The buzz in political circles this morning seems to be this 22-second clip from Hillary Clinton’s appearance on “60 Minutes” last night, when CBS’s Steve Kroft asked for the senator’s thoughts on the lies being circulated about Barack Obama being some kind of secret Muslim.
As Ben Smith noted, Clinton denied that she believes Obama is a Muslim, but “her denial seems something other than ironclad.”
“You don’t believe that Senator Obama’s a Muslim?” Kroft asked Sen. Clinton.
“Of course not. I mean, that, you know, there is no basis for that. I take him on the basis of what he says. And, you know, there isn’t any reason to doubt that,” she replied.
“You said you’d take Senator Obama at his word that he’s not…a Muslim. You don’t believe that he’s…,” Kroft said.
“No. No, there is nothing to base that on. As far as I know,” she said.
In a season full of Rorschach tests, I think this one’s a doozy.
As far as I can tell, this is pretty close to a perfectly fine answer.

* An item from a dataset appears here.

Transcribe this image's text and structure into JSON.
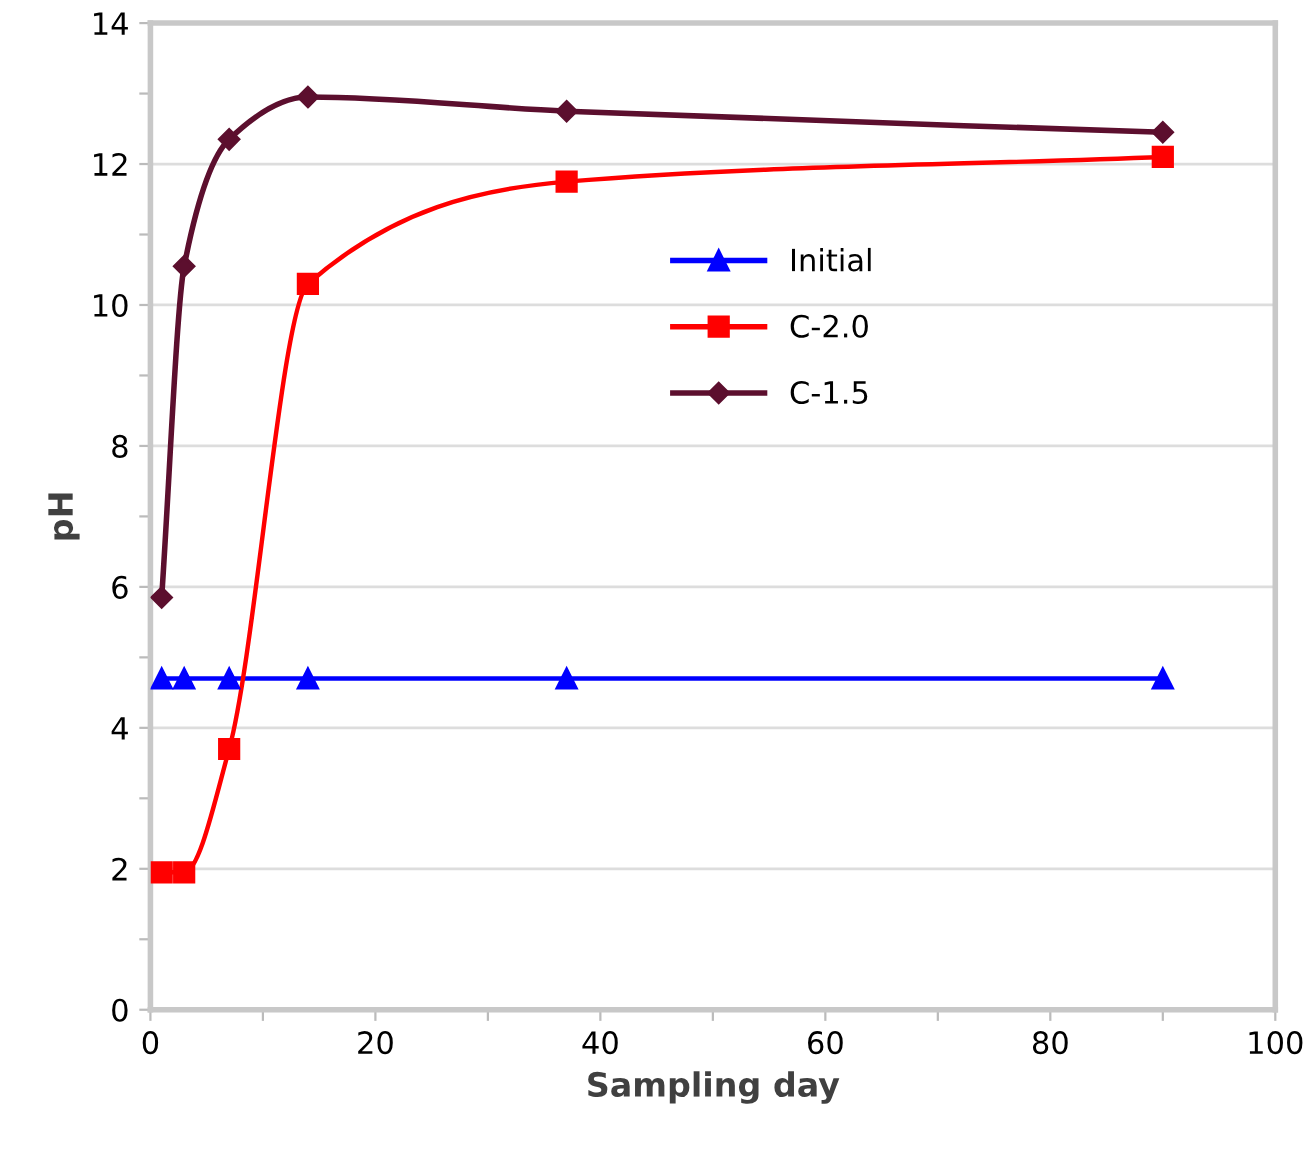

Kroft asks if she believes Obama’s a Muslim and she responds, “Of course not.” If she didn’t utter another syllable, there’d be no story.
Instead, Clinton added some qualifiers — such as, “As far as I know.” As Josh Marshall put it, Clinton sounded like she was adding some “iffy hedging.”
I’ve read and now watched a few times. And I suspect this is a case where different people will come away from seeing the exchange with very different senses whether she was hedging or whether people are pulling more equivocation out of her words because of the intensity and combustibility of the moment. […]
For me it’s on the edge. And I find it surprising she would leave it on the edge.
I’d add that were it not for the sensitivity surrounding this issue, there would probably be no controversy at all. But Obama is the target of a coordinated smear campaign, which has led to widespread confusion. That some people close to Clinton and her campaign have helped perpetuate the lies doesn’t help matters.
Michael Crowley added, “I doubt this was about anything more than verbal sloppiness. But particularly given the way people see a conspiracy behind every Clinonite utterance, Hillary should have dispatched this question with one crisp sentence saying it’s just not true.”
I’m inclined to agree, on both points — there was probably nothing sinister in Clinton’s qualifiers, but given the context, she could have chosen her words better.
That said, I thought I’d open this up for a little Monday morning discussion. Is the story a sign of over-sensitivity or evidence of a Clinton campaign subtly hoping to keep some lies alive?